SSH_FXP_UNLOCK is similar: it is confused between UNLOCK and UNBLOCK,
it has either a spurious article or a missing noun, it has no heading,
it is specced to fail on directories, and it's missing a blank line
between offset and length.

In 7.8,

   The server MUST take the 'original-path' and apply the 'compose-path'
[page-break]
   as a modification to it. 'compose-path' MAY be relative to 'original-
   path' or may be an absolute path, in which case 'original-path' will
   be discarded.  The 'compose-path' may be zero length.

s/. '/.  '/ in the second line.

I also think that if you're going to use "MAY" there, you should use it
for the other one, the one that's now spelled "may", too.

In 7.8.1, in view of the RFCEDITOR REMOVE BEFORE PUBLISHING paragraphs,
I note that the current REALPATH mechanism does have a downside which
is not described: when composing more than two pieces, multiple server
roundtrips are required.  How much of a pain would it be to make
REALPATH take a more or less arbitrary number of compose-paths?

8.1 seems to be missing a blank line between "language tag" and
"<error-specific data>".  In passing, why does the description have <>
around "error-specific data" when the packet description doesn't?

8.1, describing SSH_FX_OP_UNSUPPORTED, has a stray ) at the end of the
description.

8.1, describing SSH_FX_UNKNOWN_PRINCIPAL, missed changing one
"principle" to "principal" (the fourth-last word in the description).

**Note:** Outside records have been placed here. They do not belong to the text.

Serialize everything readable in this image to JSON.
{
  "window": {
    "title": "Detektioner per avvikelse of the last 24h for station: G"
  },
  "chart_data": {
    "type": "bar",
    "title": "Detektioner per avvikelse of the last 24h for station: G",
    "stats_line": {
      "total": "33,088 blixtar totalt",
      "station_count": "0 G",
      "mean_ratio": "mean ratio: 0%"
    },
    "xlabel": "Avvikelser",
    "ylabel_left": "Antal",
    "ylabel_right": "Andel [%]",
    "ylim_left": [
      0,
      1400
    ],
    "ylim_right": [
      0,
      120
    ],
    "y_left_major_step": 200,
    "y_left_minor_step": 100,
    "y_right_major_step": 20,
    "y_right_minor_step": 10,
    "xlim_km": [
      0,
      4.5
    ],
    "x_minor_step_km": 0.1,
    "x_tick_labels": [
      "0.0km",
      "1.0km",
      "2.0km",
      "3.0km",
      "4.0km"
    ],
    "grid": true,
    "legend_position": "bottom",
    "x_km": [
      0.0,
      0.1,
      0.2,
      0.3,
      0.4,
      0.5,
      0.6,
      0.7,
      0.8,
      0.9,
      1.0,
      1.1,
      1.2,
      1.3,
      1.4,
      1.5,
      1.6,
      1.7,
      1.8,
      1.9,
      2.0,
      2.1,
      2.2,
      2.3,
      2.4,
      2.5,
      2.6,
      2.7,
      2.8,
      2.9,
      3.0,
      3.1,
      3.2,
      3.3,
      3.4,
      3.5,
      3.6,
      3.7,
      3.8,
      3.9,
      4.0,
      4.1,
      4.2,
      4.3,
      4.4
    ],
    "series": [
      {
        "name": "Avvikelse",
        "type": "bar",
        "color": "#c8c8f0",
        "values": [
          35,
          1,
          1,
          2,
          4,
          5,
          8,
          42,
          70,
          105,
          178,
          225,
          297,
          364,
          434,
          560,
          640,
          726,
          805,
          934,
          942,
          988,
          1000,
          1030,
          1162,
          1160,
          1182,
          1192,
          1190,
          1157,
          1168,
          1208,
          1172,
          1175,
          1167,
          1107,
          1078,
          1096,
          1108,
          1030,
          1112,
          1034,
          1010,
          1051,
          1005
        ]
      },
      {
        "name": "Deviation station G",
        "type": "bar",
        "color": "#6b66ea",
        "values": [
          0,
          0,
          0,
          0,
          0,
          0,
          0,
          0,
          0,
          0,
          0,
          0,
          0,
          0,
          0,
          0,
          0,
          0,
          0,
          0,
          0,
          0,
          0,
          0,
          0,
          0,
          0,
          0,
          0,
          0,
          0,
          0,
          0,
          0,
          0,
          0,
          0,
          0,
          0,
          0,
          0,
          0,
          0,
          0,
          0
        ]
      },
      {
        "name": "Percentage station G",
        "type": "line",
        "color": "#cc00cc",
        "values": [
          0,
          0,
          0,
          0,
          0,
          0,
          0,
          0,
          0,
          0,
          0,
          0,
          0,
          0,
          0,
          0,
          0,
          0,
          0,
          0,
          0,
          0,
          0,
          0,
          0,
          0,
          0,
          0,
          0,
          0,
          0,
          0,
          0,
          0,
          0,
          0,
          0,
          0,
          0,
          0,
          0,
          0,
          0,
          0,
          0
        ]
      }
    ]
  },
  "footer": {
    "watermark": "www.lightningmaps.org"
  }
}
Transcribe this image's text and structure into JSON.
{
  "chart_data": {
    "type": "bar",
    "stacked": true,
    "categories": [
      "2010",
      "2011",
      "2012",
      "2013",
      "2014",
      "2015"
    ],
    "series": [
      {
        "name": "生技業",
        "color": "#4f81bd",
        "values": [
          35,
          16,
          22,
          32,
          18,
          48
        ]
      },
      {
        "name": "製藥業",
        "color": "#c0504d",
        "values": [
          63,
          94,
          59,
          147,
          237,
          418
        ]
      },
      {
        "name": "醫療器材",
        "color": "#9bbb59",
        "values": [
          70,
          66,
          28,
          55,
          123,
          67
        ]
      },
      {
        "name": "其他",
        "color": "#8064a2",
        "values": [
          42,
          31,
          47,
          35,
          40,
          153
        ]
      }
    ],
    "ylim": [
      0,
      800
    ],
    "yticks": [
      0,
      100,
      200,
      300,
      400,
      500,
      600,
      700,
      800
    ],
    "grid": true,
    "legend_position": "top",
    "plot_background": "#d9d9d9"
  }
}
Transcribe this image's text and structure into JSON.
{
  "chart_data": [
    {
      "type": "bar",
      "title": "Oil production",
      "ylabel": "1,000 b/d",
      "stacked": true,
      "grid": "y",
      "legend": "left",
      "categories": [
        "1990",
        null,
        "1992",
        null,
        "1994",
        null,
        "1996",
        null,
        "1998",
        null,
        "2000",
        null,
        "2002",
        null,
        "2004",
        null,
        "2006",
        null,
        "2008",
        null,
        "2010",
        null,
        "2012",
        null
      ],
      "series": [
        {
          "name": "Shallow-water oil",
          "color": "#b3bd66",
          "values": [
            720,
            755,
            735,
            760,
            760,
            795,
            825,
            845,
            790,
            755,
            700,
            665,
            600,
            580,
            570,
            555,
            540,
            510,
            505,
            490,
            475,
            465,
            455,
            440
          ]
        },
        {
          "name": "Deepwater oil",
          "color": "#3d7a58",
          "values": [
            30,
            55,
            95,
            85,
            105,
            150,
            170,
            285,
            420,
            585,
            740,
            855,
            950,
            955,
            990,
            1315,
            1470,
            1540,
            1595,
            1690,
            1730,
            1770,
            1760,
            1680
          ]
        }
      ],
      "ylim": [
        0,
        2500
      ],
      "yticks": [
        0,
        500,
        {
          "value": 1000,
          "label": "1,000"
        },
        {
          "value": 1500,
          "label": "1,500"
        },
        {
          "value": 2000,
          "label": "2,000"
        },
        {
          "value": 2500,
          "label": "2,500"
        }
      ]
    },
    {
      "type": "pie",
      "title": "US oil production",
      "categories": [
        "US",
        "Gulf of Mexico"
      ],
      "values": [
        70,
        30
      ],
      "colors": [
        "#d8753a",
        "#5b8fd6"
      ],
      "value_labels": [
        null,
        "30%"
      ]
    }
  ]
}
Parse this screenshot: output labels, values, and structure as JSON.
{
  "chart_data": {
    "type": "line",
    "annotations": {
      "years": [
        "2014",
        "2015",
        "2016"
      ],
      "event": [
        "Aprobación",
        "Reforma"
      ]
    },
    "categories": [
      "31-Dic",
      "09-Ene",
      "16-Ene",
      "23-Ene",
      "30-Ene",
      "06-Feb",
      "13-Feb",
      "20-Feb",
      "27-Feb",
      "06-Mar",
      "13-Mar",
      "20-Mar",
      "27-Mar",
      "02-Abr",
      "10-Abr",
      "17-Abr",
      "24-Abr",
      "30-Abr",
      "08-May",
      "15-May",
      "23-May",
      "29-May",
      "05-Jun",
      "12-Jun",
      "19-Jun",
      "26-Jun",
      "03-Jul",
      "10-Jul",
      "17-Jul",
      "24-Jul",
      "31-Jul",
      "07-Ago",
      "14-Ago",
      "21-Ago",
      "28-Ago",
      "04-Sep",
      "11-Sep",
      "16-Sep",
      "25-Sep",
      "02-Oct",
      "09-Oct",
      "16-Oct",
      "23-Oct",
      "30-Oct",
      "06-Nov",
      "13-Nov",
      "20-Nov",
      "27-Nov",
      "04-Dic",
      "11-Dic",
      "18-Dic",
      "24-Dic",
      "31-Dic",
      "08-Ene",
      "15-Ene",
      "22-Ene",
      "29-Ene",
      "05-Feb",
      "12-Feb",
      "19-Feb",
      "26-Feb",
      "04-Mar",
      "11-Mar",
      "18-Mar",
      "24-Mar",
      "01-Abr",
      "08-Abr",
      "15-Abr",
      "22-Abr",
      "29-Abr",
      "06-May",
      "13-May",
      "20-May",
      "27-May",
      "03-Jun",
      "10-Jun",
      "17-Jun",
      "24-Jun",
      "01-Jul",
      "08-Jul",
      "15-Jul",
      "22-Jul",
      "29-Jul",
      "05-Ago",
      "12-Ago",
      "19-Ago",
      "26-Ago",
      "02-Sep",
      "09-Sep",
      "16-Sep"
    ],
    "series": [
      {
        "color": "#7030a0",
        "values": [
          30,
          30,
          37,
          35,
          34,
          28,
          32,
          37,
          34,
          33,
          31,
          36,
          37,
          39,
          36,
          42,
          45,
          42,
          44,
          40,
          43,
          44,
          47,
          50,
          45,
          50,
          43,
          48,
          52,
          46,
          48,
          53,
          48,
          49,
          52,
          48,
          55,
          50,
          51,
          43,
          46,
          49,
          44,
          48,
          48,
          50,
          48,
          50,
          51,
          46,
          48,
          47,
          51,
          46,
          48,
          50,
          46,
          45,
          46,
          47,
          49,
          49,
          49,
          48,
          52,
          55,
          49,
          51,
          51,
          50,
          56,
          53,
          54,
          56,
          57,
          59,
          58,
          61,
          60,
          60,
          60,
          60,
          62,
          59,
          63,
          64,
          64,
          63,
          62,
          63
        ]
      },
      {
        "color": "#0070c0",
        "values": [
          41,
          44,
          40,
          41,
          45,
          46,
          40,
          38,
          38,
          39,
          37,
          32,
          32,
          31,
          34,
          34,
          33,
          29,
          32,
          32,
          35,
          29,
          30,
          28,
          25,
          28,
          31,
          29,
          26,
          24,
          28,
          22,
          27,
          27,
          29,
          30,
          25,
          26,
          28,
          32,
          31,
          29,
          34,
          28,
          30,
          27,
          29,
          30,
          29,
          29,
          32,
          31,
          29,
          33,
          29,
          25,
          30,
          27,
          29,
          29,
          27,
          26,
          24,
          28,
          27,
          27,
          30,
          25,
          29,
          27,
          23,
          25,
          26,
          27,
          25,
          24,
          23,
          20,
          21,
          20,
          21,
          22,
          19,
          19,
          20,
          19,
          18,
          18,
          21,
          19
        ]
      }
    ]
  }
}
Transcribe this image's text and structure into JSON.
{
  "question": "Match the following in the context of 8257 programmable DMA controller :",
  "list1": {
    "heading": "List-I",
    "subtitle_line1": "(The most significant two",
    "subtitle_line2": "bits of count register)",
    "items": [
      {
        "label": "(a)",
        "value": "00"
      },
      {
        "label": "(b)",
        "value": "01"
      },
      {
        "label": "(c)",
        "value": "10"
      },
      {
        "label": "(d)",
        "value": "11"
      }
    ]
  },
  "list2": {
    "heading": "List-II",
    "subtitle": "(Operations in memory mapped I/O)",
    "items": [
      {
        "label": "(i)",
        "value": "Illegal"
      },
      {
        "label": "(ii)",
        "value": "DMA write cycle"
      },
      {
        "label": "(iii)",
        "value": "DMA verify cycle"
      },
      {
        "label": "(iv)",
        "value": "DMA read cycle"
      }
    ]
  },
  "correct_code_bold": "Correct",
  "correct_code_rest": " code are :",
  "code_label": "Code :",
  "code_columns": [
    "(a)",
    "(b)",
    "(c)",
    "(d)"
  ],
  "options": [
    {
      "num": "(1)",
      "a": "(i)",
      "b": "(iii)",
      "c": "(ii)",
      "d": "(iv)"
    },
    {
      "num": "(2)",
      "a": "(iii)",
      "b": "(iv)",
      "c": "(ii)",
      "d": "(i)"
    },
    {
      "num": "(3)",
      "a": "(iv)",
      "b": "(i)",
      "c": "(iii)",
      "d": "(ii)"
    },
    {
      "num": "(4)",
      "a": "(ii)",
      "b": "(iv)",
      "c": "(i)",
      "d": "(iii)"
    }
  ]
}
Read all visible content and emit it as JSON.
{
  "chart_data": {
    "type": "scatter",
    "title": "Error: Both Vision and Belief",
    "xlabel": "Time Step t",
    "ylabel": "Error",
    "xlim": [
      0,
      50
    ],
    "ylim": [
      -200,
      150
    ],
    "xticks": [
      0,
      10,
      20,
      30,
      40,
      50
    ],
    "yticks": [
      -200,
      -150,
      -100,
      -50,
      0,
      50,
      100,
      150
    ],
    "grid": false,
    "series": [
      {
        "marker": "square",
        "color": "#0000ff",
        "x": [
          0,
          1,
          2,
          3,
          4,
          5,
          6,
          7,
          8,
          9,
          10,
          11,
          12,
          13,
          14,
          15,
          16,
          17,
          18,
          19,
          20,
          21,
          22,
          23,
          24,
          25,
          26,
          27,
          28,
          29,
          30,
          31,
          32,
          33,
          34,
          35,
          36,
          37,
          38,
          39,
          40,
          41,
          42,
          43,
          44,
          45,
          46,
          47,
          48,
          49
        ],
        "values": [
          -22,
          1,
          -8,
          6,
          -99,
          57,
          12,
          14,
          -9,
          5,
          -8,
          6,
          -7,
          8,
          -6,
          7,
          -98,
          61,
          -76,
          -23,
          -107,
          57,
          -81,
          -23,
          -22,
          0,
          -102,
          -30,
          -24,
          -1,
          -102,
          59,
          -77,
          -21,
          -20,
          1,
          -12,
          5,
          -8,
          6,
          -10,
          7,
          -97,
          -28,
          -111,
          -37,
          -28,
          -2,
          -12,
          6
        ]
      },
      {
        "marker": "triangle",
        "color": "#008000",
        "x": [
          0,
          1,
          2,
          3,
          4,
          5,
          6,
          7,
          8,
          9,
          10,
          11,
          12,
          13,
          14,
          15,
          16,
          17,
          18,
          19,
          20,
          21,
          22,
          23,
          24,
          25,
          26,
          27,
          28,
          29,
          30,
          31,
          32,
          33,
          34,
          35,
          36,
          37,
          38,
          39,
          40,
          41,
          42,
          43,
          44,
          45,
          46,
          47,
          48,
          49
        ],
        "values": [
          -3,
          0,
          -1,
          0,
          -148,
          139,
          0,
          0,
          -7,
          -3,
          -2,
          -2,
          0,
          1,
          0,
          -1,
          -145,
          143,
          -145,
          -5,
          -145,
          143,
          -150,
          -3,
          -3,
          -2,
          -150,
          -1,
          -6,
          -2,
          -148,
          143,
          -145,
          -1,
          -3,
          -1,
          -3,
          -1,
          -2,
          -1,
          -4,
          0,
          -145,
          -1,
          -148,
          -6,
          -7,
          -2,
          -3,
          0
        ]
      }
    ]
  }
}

8.1 says, in SSH_FX_BYTE_RANGE_LOCK_CONFLICT, that "the SFTP protocol
does not support byte-range locks natively" even though
SSH_FXP_{,B}LOCK (see above for the ambiguity) does indeed support
byte-range locks.

9.1.2, describing hash-algorithm-list:

      A comma separated list of hash alogirthms the client is willing to

s/alogirthms/algorithms/

Also in 9.1.2's hash-algorithm-list description, an end-of-sentence
space has shrunk:

      and SHA-512 are decribed in [FIPS-180-2]. crc32 is described in

In 9.3, the absolute-pathname is said to be "suitable for use in
operations such as REALPATH or OPEN" - surely s/OPEN/&DIR/?